Measuring Uncertainty in Deep Learning Networks

Participants : Florian Golemo [correspondant] , Manuel Lopes.

As precursor to the main objective of the IGLU project, we investigated methods that would enable deep neural networks to judge their knowledge about a domain.

Neural networks, especially deep ones, have been shown to be able to model arbitrarily complex problems, and thus offer powerful tools for machine learning. Yet they come with a significant flaw of not being inherently able to represent certainty of their predictions. By adding a measure of uncertainty to neural networks, this technology could be applied to autonomous exploration and open-ended learning tasks.

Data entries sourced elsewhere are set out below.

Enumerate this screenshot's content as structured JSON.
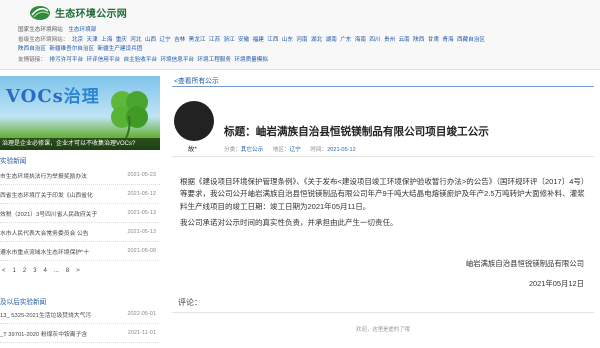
{
  "site": {
    "name": "生态环境公示网",
    "colors": {
      "brand_green": "#1e6b35",
      "link_blue": "#1b56a8"
    }
  },
  "header": {
    "row1": [
      "国家生态环境网站",
      "生态环境部"
    ],
    "row2_label": "省级生态环境网站：",
    "row2": [
      "北京",
      "天津",
      "上海",
      "重庆",
      "河北",
      "山西",
      "辽宁",
      "吉林",
      "黑龙江",
      "江苏",
      "浙江",
      "安徽",
      "福建",
      "江西",
      "山东",
      "河南",
      "湖北",
      "湖南",
      "广东",
      "海南",
      "四川",
      "贵州",
      "云南",
      "陕西",
      "甘肃",
      "青海",
      "西藏自治区"
    ],
    "row3": [
      "陕西自治区",
      "新疆维吾尔自治区",
      "新疆生产建设兵团"
    ],
    "row4_label": "友情链接：",
    "row4": [
      "排污许可平台",
      "环评信用平台",
      "自主验收平台",
      "环境信息平台",
      "环境工程服务",
      "环境质量模拟"
    ]
  },
  "sidebar": {
    "banner": {
      "title_en": "VOCs",
      "title_cn": "治理",
      "caption": "治理是企业必修课，企业才可以不收集治理VOCs?"
    },
    "news_title": "实验新闻",
    "news": [
      {
        "title": "市生态环境执法行为举报奖励办法",
        "date": "2021-05-23"
      },
      {
        "title": "西省生态环境厅关于印发《山西省化",
        "date": "2021-05-12"
      },
      {
        "title": "效税（2021）3号四川省人民政府关于",
        "date": "2021-05-13"
      },
      {
        "title": "水市人民代表大会常务委员会 公告",
        "date": "2021-05-13"
      },
      {
        "title": "遵水市重点流域水生态环境保护\"十",
        "date": "2021-05-09"
      }
    ],
    "pager": [
      "<",
      "1",
      "2",
      "3",
      "4",
      "...",
      "8",
      ">"
    ],
    "news2_title": "及以后实验新闻",
    "news2": [
      {
        "title": "13_ 5325-2021生活垃圾焚烧大气污",
        "date": "2022-05-01"
      },
      {
        "title": "_T 39701-2020 粉煤灰中铵离子含",
        "date": "2021-11-01"
      }
    ]
  },
  "main": {
    "back_link": "查看所有公示",
    "author": "故*",
    "title": "标题：岫岩满族自治县恒锐镁制品有限公司项目竣工公示",
    "meta": {
      "category_label": "分类：",
      "category": "其它公示",
      "region_label": "地区：",
      "region": "辽宁",
      "date_label": "时间：",
      "date": "2021-05-12"
    },
    "paragraphs": [
      "根据《建设项目环境保护管理条例》、《关于发布<建设项目竣工环境保护验收暂行办法>的公告》（国环规环评〔2017〕4号）等要求，我公司公开岫岩满族自治县恒锐镁制品有限公司年产9千吨大结晶电熔镁瘀炉及年产2.5万吨转炉大面修补料、灌浆料生产线项目的竣工日期：竣工日期为2021年05月11日。",
      "我公司承诺对公示时间的真实性负责，并承担由此产生一切责任。"
    ],
    "signature": "岫岩满族自治县恒锐镁制品有限公司",
    "sign_date": "2021年05月12日",
    "comment_label": "评论：",
    "comment_empty": "欢迎，这里是虚的了哦"
  }
}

Thus the goal of this project was to find a method to measure how much knowledge a neural network has about about an unlabeled data item (measure of uncertainty), and to apply this new measure in an active learning context. The objective of the latter was to demonstrate the efficiency in handpicking interesting data, to optimally extend the system's own capabilities.

We were successful in finding a measure of uncertainty that would reliably distinguish data that the network has seen before, from data that was generally unfamiliar to the network. This measure was created by measuring the entropy of the network's last layer across a batch of stochastic samples generated by adding Poisson noise to the inputs.

The measure failed however to outperform random sampling in several active learning scenarios. Yarin Gal published related work as part of his dissertation [117] after this project was concluded. He elaborated that deep neural networks are very effective in canceling out input noise. The author suggested to use existing "Dropout" layers instead for stochastic sampling, but he reaches the same conclusion of using the last layer entropy as measure of uncertainty.